My father died of colon cancer when I was only a baby. I never knew him and he never held me, which makes me sad. I now must be wary to eat well in order to avoid getting colon cancer, which is one of the most avoidable cancers.
My fear and worry:
I often think that my life will be ended short just like my father's. He died at 35 years old. I'm 23 currently. Perhaps I only have another 12 years to live, but I won't surrender to thinking like that. I'll continue to live my life as vivaciously as I want and I will do my best to eat well. I must admit that I have not gone to an oncologist.
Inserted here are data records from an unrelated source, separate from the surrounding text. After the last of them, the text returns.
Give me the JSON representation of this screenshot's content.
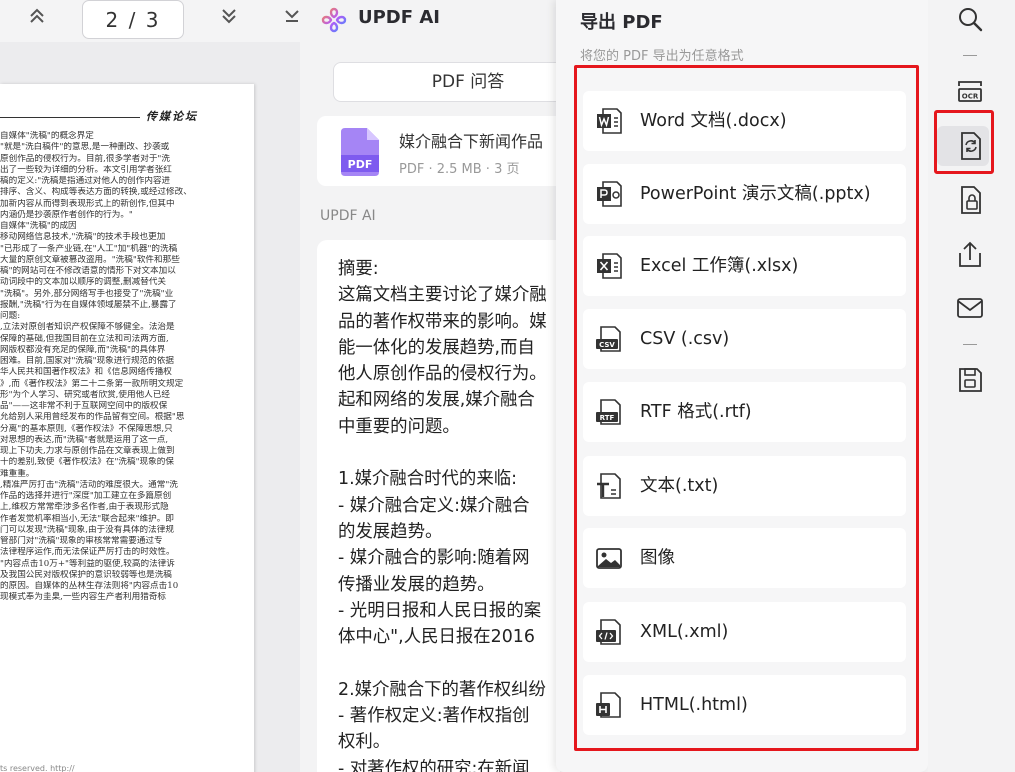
{
  "viewer": {
    "page_current": "2",
    "page_total": "3",
    "page_display": "2 / 3",
    "journal_name": "传媒论坛",
    "body_lines": [
      "自媒体\"洗稿\"的概念界定",
      "\"就是\"洗白稿件\"的意思,是一种删改、抄袭或",
      "原创作品的侵权行为。目前,很多学者对于\"洗",
      "出了一些较为详细的分析。本文引用学者张红",
      "稿的定义:\"洗稿是指通过对他人的创作内容进",
      "排序、含义、构成等表达方面的转换,或经过修改、",
      "加新内容从而得到表现形式上的新创作,但其中",
      "内涵仍是抄袭原作者创作的行为。\"",
      "自媒体\"洗稿\"的成因",
      "移动网络信息技术,\"洗稿\"的技术手段也更加",
      "\"已形成了一条产业链,在\"人工\"加\"机器\"的洗稿",
      "大量的原创文章被篡改盗用。\"洗稿\"软件和那些",
      "稿\"的网站可在不修改语意的情形下对文本加以",
      "动词段中的文本加以顺序的调整,删减替代关",
      "\"洗稿\"。另外,部分网络写手也接受了\"洗稿\"业",
      "报酬,\"洗稿\"行为在自媒体领域屡禁不止,暴露了",
      "问题:",
      ",立法对原创者知识产权保障不够健全。法治是",
      "保障的基础,但我国目前在立法和司法两方面,",
      "网版权都没有充足的保障,而\"洗稿\"的具体界",
      "困难。目前,国家对\"洗稿\"现象进行规范的依据",
      "华人民共和国著作权法》和《信息网络传播权",
      "》,而《著作权法》第二十二条第一款所明文规定",
      "形\"为个人学习、研究或者欣赏,使用他人已经",
      "品\"——这非常不利于互联网空间中的版权保",
      "允给别人采用曾经发布的作品留有空间。根据\"思",
      "分离\"的基本原则,《著作权法》不保障思想,只",
      "对思想的表达,而\"洗稿\"者就是运用了这一点,",
      "现上下功夫,力求与原创作品在文章表现上做到",
      "十的差别,致使《著作权法》在\"洗稿\"现象的保",
      "难重重。",
      ",精准严厉打击\"洗稿\"活动的难度很大。通常\"洗",
      "作品的选择并进行\"深度\"加工建立在多篇原创",
      "上,维权方常常牵涉多名作者,由于表现形式隐",
      "作者发觉机率相当小,无法\"联合起来\"维护。即",
      "门可以发现\"洗稿\"现象,由于没有具体的法律规",
      "管部门对\"洗稿\"现象的审核常常需要通过专",
      "法律程序运作,而无法保证严厉打击的时效性。",
      "\"内容点击10万+\"等利益的驱使,较高的法律诉",
      "及我国公民对版权保护的意识较弱等也是洗稿",
      "的原因。自媒体的丛林生存法则将\"内容点击10",
      "现模式奉为圭臬,一些内容生产者利用猎奇标"
    ],
    "footer": "ts reserved.    http://"
  },
  "ai": {
    "title": "UPDF AI",
    "qa_tab": "PDF 问答",
    "doc_name": "媒介融合下新闻作品",
    "doc_meta": "PDF · 2.5 MB · 3 页",
    "label": "UPDF AI",
    "answer_lines": [
      "摘要:",
      "这篇文档主要讨论了媒介融",
      "品的著作权带来的影响。媒",
      "能一体化的发展趋势,而自",
      "他人原创作品的侵权行为。",
      "起和网络的发展,媒介融合",
      "中重要的问题。",
      "",
      "1.媒介融合时代的来临:",
      "- 媒介融合定义:媒介融合",
      "的发展趋势。",
      "- 媒介融合的影响:随着网",
      "传播业发展的趋势。",
      "- 光明日报和人民日报的案",
      "体中心\",人民日报在2016",
      "",
      "2.媒介融合下的著作权纠纷",
      "- 著作权定义:著作权指创",
      "权利。",
      "- 对著作权的研究:在新闻"
    ]
  },
  "export": {
    "title": "导出 PDF",
    "subtitle": "将您的 PDF 导出为任意格式",
    "formats": [
      {
        "label": "Word 文档(.docx)",
        "icon": "word-icon"
      },
      {
        "label": "PowerPoint 演示文稿(.pptx)",
        "icon": "powerpoint-icon"
      },
      {
        "label": "Excel 工作簿(.xlsx)",
        "icon": "excel-icon"
      },
      {
        "label": "CSV (.csv)",
        "icon": "csv-icon"
      },
      {
        "label": "RTF 格式(.rtf)",
        "icon": "rtf-icon"
      },
      {
        "label": "文本(.txt)",
        "icon": "text-icon"
      },
      {
        "label": "图像",
        "icon": "image-icon"
      },
      {
        "label": "XML(.xml)",
        "icon": "xml-icon"
      },
      {
        "label": "HTML(.html)",
        "icon": "html-icon"
      }
    ],
    "icon_text": {
      "csv": "CSV",
      "rtf": "RTF",
      "ocr": "OCR",
      "pdf": "PDF"
    }
  },
  "sidebar": {
    "items": [
      "search-icon",
      "ocr-icon",
      "convert-icon",
      "protect-icon",
      "share-icon",
      "mail-icon",
      "save-icon"
    ]
  },
  "colors": {
    "highlight": "#e5171d",
    "pdf_badge": "#7e5bef"
  }
}
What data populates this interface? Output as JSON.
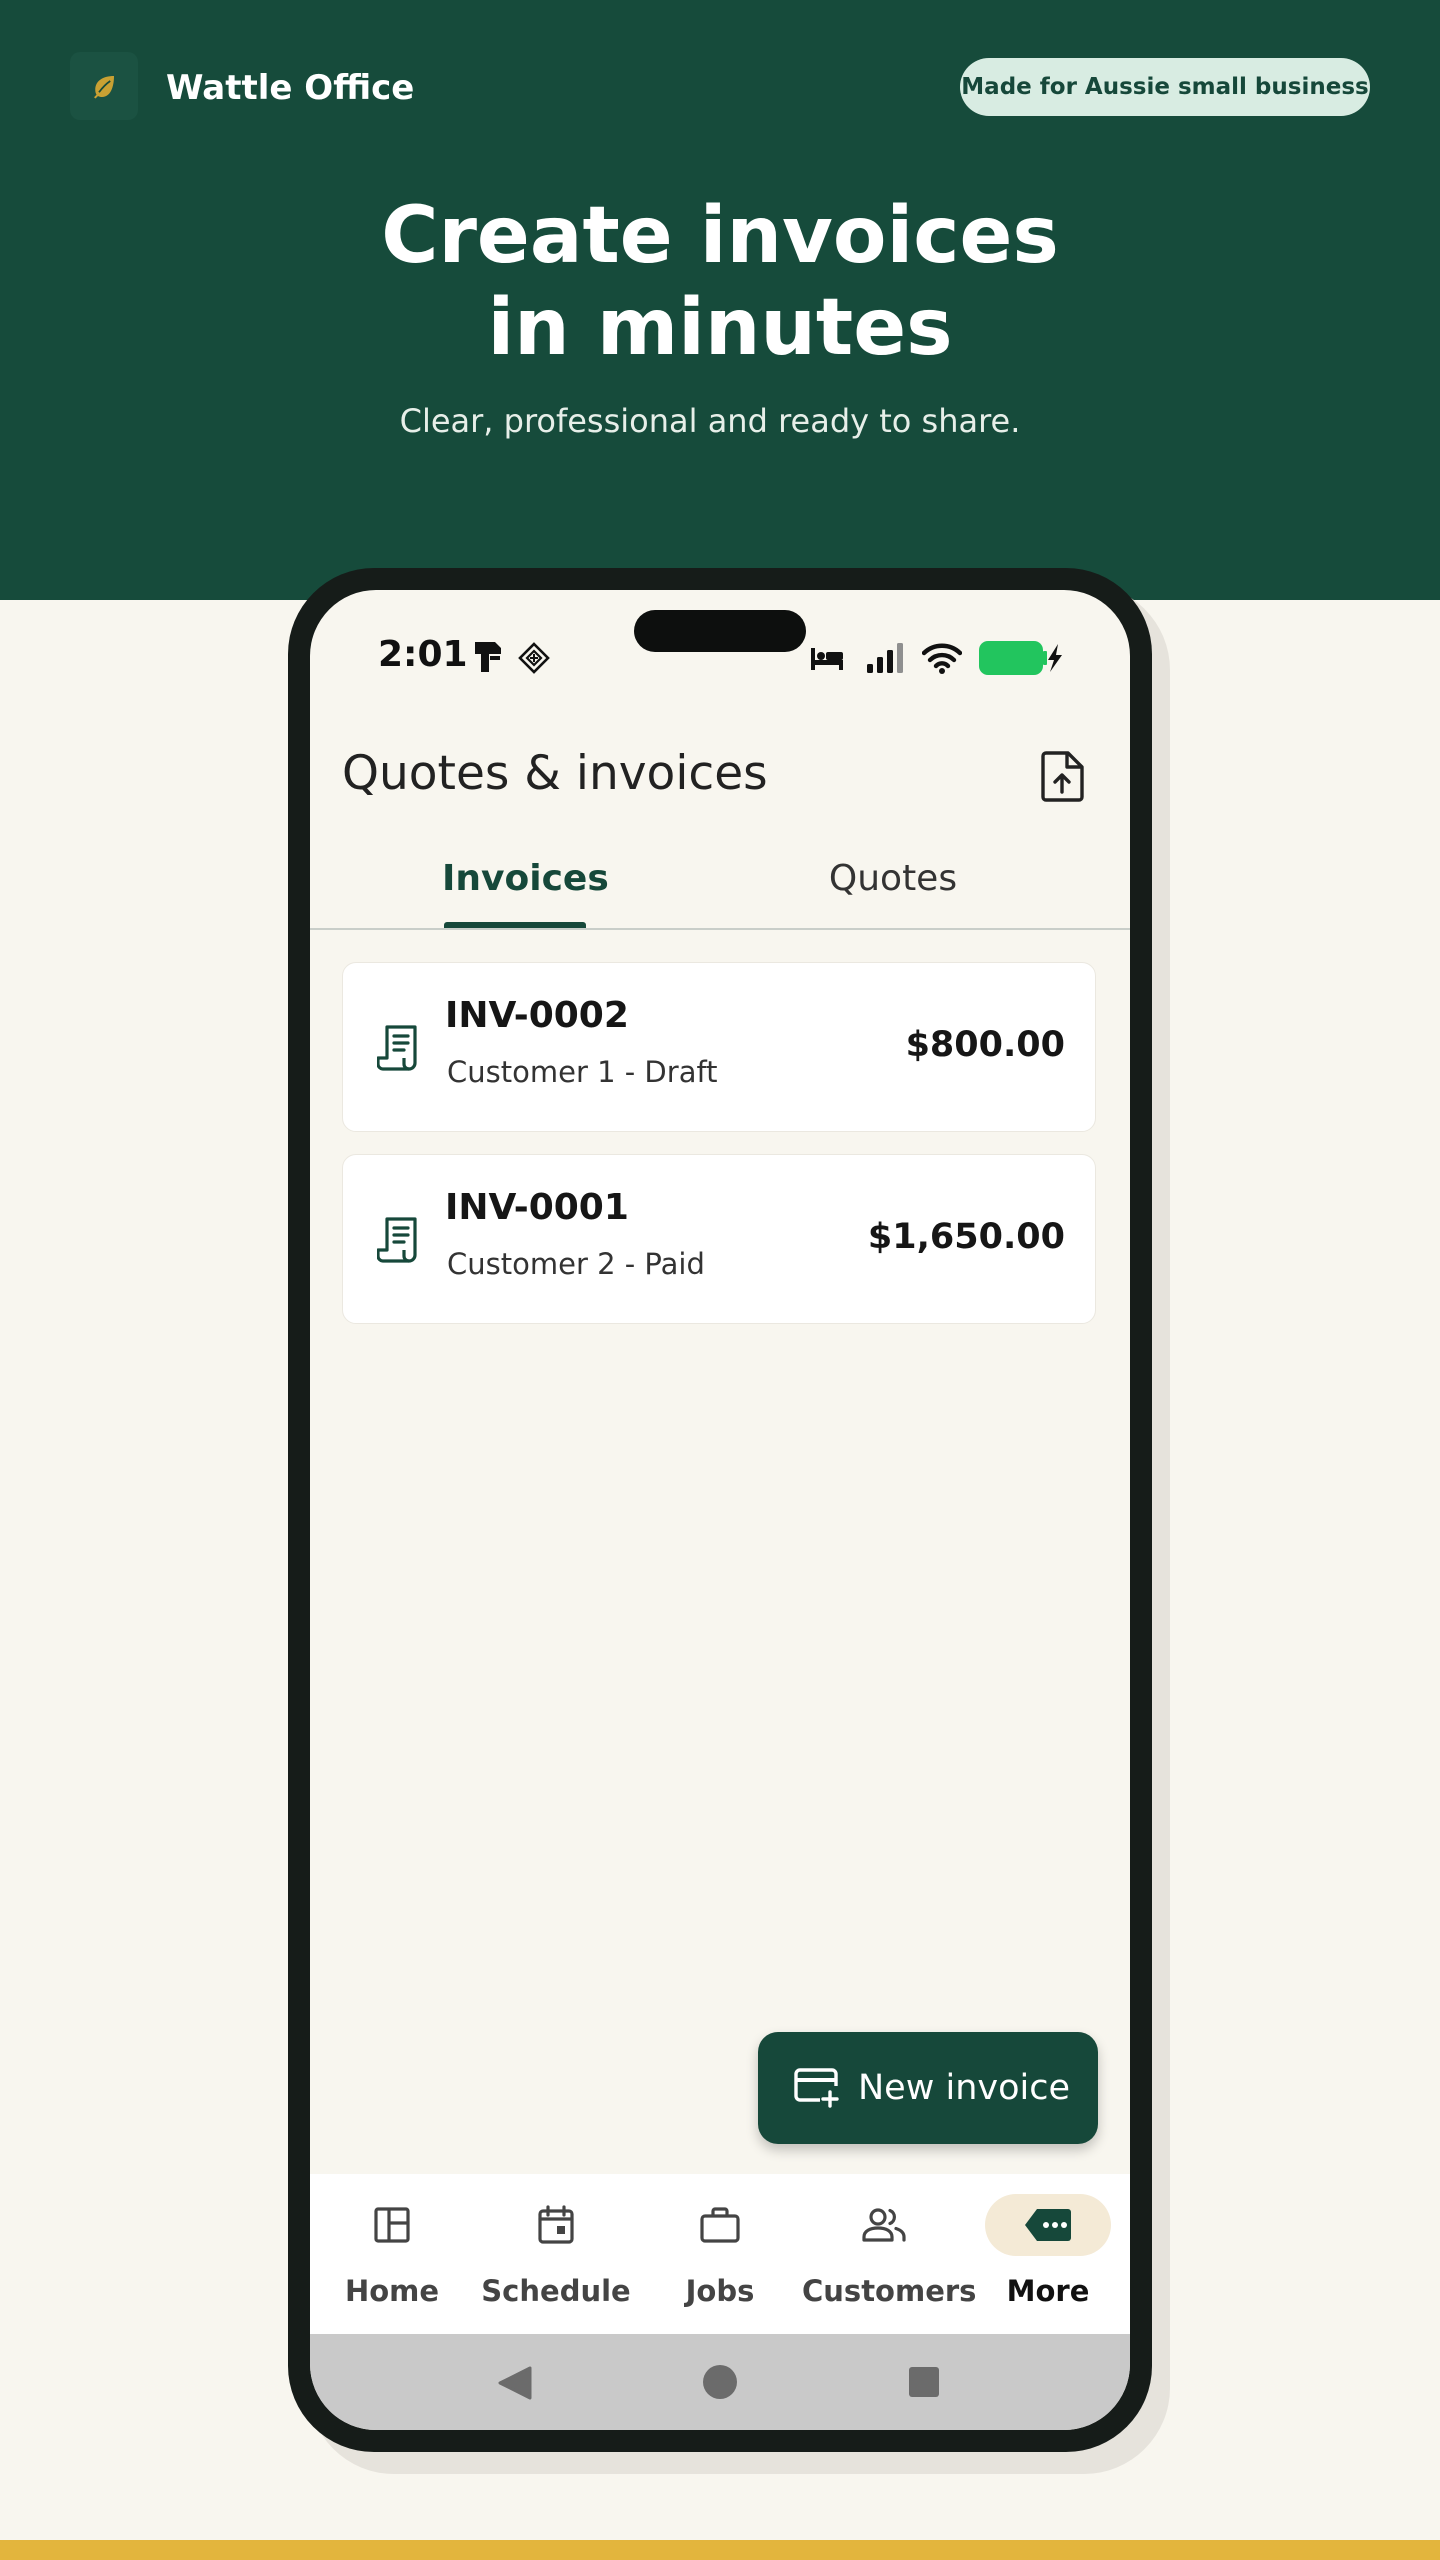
{
  "brand": {
    "name": "Wattle Office",
    "logo_icon": "leaf-icon"
  },
  "badge": "Made for Aussie small business",
  "hero": {
    "headline_line1": "Create invoices",
    "headline_line2": "in minutes",
    "subheading": "Clear, professional and ready to share."
  },
  "phone": {
    "status_bar": {
      "time": "2:01",
      "left_icons": [
        "sim-card-icon",
        "diamond-grid-icon"
      ],
      "right_icons": [
        "sleep-bed-icon",
        "signal-icon",
        "wifi-icon",
        "battery-charging-icon"
      ],
      "battery_color": "#22c55e"
    },
    "app": {
      "title": "Quotes & invoices",
      "action_icon": "file-upload-icon",
      "tabs": [
        {
          "label": "Invoices",
          "active": true
        },
        {
          "label": "Quotes",
          "active": false
        }
      ],
      "invoices": [
        {
          "number": "INV-0002",
          "subtitle": "Customer 1 - Draft",
          "amount": "$800.00",
          "icon": "receipt-icon"
        },
        {
          "number": "INV-0001",
          "subtitle": "Customer 2 - Paid",
          "amount": "$1,650.00",
          "icon": "receipt-icon"
        }
      ],
      "fab": {
        "label": "New invoice",
        "icon": "card-add-icon"
      },
      "bottom_nav": [
        {
          "label": "Home",
          "icon": "dashboard-icon",
          "active": false
        },
        {
          "label": "Schedule",
          "icon": "calendar-icon",
          "active": false
        },
        {
          "label": "Jobs",
          "icon": "briefcase-icon",
          "active": false
        },
        {
          "label": "Customers",
          "icon": "people-icon",
          "active": false
        },
        {
          "label": "More",
          "icon": "tag-more-icon",
          "active": true
        }
      ],
      "system_nav": [
        "back-icon",
        "home-circle-icon",
        "recents-icon"
      ]
    }
  },
  "colors": {
    "brand_green": "#164b3b",
    "background_cream": "#f8f6ef",
    "accent_gold": "#e3b53d",
    "badge_bg": "#d8ece2",
    "active_nav_bg": "#f4ead6"
  }
}
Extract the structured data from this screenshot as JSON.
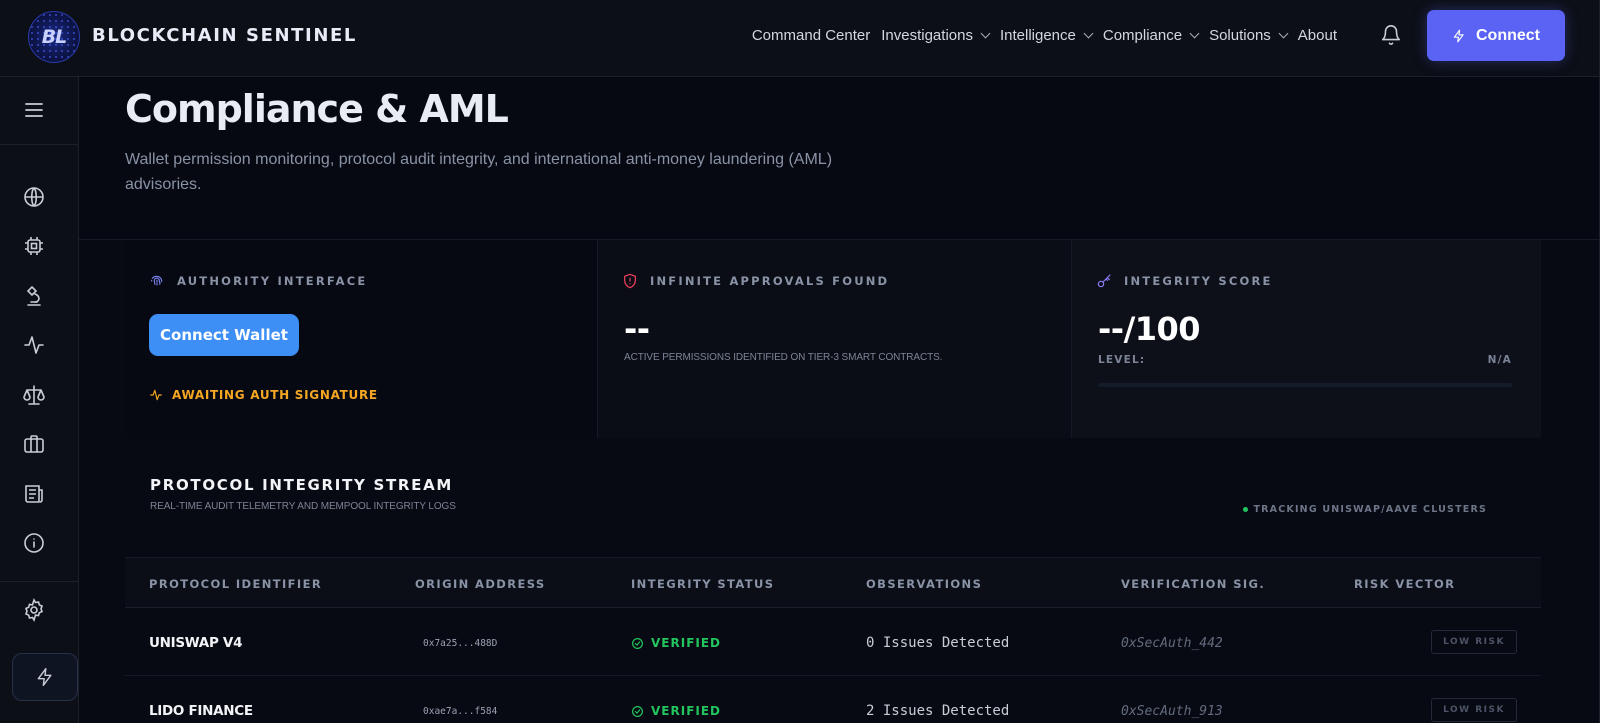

That's the doctor who analyzes and helps patients who have cancer. I am afraid to go. That's dumb of course, but I'm afraid to hear that I have a tumor. I have felt pains in my abdomen region for years. Honestly the only thing stopping me from going to the doctor is that I don't have health insurance. If I had that then I would have already gone to the doctor.
My advice to you:
I hope that you are wiser than I and that you have gone to the doctor for a check up, especially if one of your relatives as died of a cancer. I have been checked out by two doctors of Georgia State University. They advised me to get checked out and to eat well. Also the first told me to be sure to get checked out at the vital 10-years prior mark. For me that means I should get checked at age 25, because that was my father's age, 10 years before he died. I know that I'm being foolish to wait so long, but I'll get a colonoscopy (a procedure for inspecting the colon for tumors that can lead to colon cancer) eventually, when I have the money.